Making Contact: Jill Tarter and the Search for Extraterrestrial Intelligence by Sarah Scoles
If humans ever find aliens—or if aliens ever find us—it will likely be a consequence of the work of Jill Tarter. A former director of the SETI Institute, a formidable radio astronomer, and the inspiration for the main character in Carl Sagan’s Contact, Tarter has devoted her life and work to the search for life in space. In Making Contact, WIRED contributor Sarah Scoles interweaves Tarter’s story with the science, philosophy, and politics that underpin the ongoing quest to understand life in the universe and humanity’s place with in it—whether we’re alone or not.
Salt, Fat, Acid, Heat by Samin Nosrat
A science-y cookbook? Yes. A science-y cookbook. Samin Nosrat’s ode to its eponymous components is light on recipes and heavy on insightful exposition vis-à-vis salt, fat, acid, and heat—the fundamental ingredients to any dish. By understanding how they act and interact, she claims, you can learn to not just follow instructions but truly cook, in that elusive, improvisational way you know you fantasize about. Outstanding illustrations, graphs, and charts from Wendy MacNaughton up the informational ante, without weighing down the culinary knowledge Nosrat dishes out.
Why Time Flies: A Mostly Scientific Investigation by Alan Burdick
Is there a more well-worn subject than time? I submit that there is not. It routinely ranks as the most commonly used noun in English. Aristotle ruminated at length on its subjectivity. And physicists, philosophers, and neuroscientists quibble over its qualities to this day. But in the hands of New Yorker staff writer Alan Burdick, the topic of time is revivified through this compelling mix of personal experiences and expertly translated research findings.
Spineless: The Science of Jellyfish and the Art of Growing a Backbone by Juli Berwald
Before she wrote for publications like National Geographic, Nature, and WIRED, Juli Berwald was an ocean scientist. But jellyfish—those gelatinous, pulsating, invertebrate aquatic creatures—drew her back to the sea. Jellyfish, it so happens, have experienced a population explosion in recent years, even as many other components of the oceans’ ecosystems have floundered. In Spineless, Berwald sets out to understand why jellies have flourished, and what their unexpected response to a changing planet could mean for the rest of us.
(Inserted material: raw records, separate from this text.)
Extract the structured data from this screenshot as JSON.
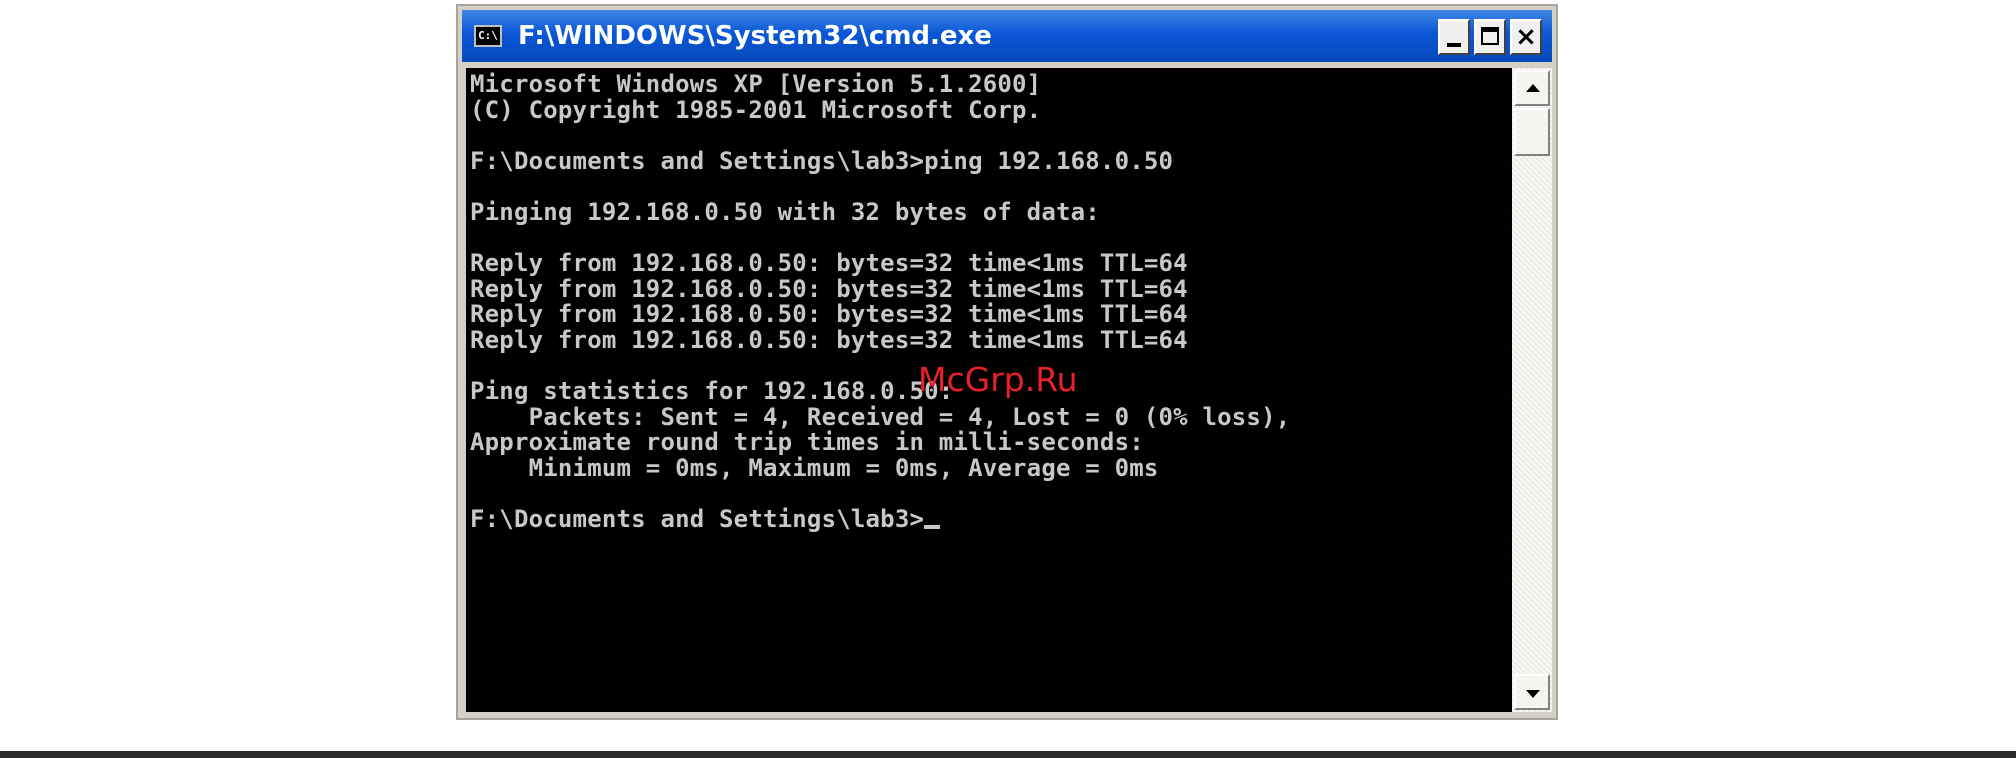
{
  "window": {
    "title": "F:\\WINDOWS\\System32\\cmd.exe",
    "icon_label": "C:\\",
    "controls": {
      "minimize": "minimize-icon",
      "maximize": "maximize-icon",
      "close": "×"
    }
  },
  "console": {
    "lines": [
      "Microsoft Windows XP [Version 5.1.2600]",
      "(C) Copyright 1985-2001 Microsoft Corp.",
      "",
      "F:\\Documents and Settings\\lab3>ping 192.168.0.50",
      "",
      "Pinging 192.168.0.50 with 32 bytes of data:",
      "",
      "Reply from 192.168.0.50: bytes=32 time<1ms TTL=64",
      "Reply from 192.168.0.50: bytes=32 time<1ms TTL=64",
      "Reply from 192.168.0.50: bytes=32 time<1ms TTL=64",
      "Reply from 192.168.0.50: bytes=32 time<1ms TTL=64",
      "",
      "Ping statistics for 192.168.0.50:",
      "    Packets: Sent = 4, Received = 4, Lost = 0 (0% loss),",
      "Approximate round trip times in milli-seconds:",
      "    Minimum = 0ms, Maximum = 0ms, Average = 0ms",
      "",
      "F:\\Documents and Settings\\lab3>"
    ],
    "text_color": "#c8c8c8",
    "background": "#000000"
  },
  "watermark": "McGrp.Ru",
  "colors": {
    "titlebar": "#0a57d6",
    "watermark": "#e8202a"
  }
}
The River of Consciousness by Oliver Sacks
The second of Oliver Sacks’ posthumously published works (the first, Gratitude, comprised four essays the neurologist wrote following the cancer diagnosis that would end his life), The River of Consciousness collects 10 essays on subjects ranging from the fallibility of memory to Sigmund Freud’s early studies on fish. Fans of the good doctor will appreciate the chance to revisit a collection he curated shortly before his death: The writings are stitched through with Sacks’ characteristic curiosity and verve, weaving esoteric research, incisive observations, and intimate anecdotes into lucid expositions on the natural world and those who seek to understand it.
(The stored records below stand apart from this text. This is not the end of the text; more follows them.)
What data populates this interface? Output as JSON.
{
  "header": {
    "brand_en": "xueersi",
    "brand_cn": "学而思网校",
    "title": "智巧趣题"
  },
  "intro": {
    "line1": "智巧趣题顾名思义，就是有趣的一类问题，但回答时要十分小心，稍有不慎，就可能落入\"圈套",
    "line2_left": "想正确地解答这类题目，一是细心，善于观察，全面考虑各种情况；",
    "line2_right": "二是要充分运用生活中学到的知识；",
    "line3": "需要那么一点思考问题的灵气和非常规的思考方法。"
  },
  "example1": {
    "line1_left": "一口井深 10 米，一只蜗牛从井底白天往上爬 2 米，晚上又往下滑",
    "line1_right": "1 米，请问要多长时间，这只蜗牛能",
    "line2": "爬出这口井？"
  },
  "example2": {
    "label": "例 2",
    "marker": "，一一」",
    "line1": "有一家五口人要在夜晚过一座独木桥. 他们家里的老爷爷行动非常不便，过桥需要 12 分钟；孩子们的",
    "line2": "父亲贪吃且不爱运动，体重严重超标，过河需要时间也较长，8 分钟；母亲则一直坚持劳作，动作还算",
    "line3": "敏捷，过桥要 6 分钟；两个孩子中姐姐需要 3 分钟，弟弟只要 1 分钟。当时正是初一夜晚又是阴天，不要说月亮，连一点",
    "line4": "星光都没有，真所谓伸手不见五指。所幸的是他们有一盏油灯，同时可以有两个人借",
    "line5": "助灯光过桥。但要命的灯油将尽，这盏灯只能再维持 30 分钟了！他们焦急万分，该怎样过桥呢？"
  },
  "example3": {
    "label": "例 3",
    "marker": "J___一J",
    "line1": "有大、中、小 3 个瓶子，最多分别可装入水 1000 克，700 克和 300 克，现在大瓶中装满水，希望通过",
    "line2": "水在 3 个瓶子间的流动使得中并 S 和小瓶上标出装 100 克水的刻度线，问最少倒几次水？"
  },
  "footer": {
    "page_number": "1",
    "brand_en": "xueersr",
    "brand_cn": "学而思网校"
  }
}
Big Chicken by Maryn McKenna
To understand modern agriculture, one must consider the chicken. In this wide-ranging exposé, journalist Maryn McKenna details how growth-boosting antibiotics plumped a little backyard bird into the fat fowl we know today. By tracing poultry’s rise, the book reveals how the most popular meat in America cleared the way for industrial farming practices and a rapidly proliferating slate of drug-resistant diseases. Equal parts informative, propulsive, and frightening, McKenna’s work is the kind of public health journalism you’ll actually want to read.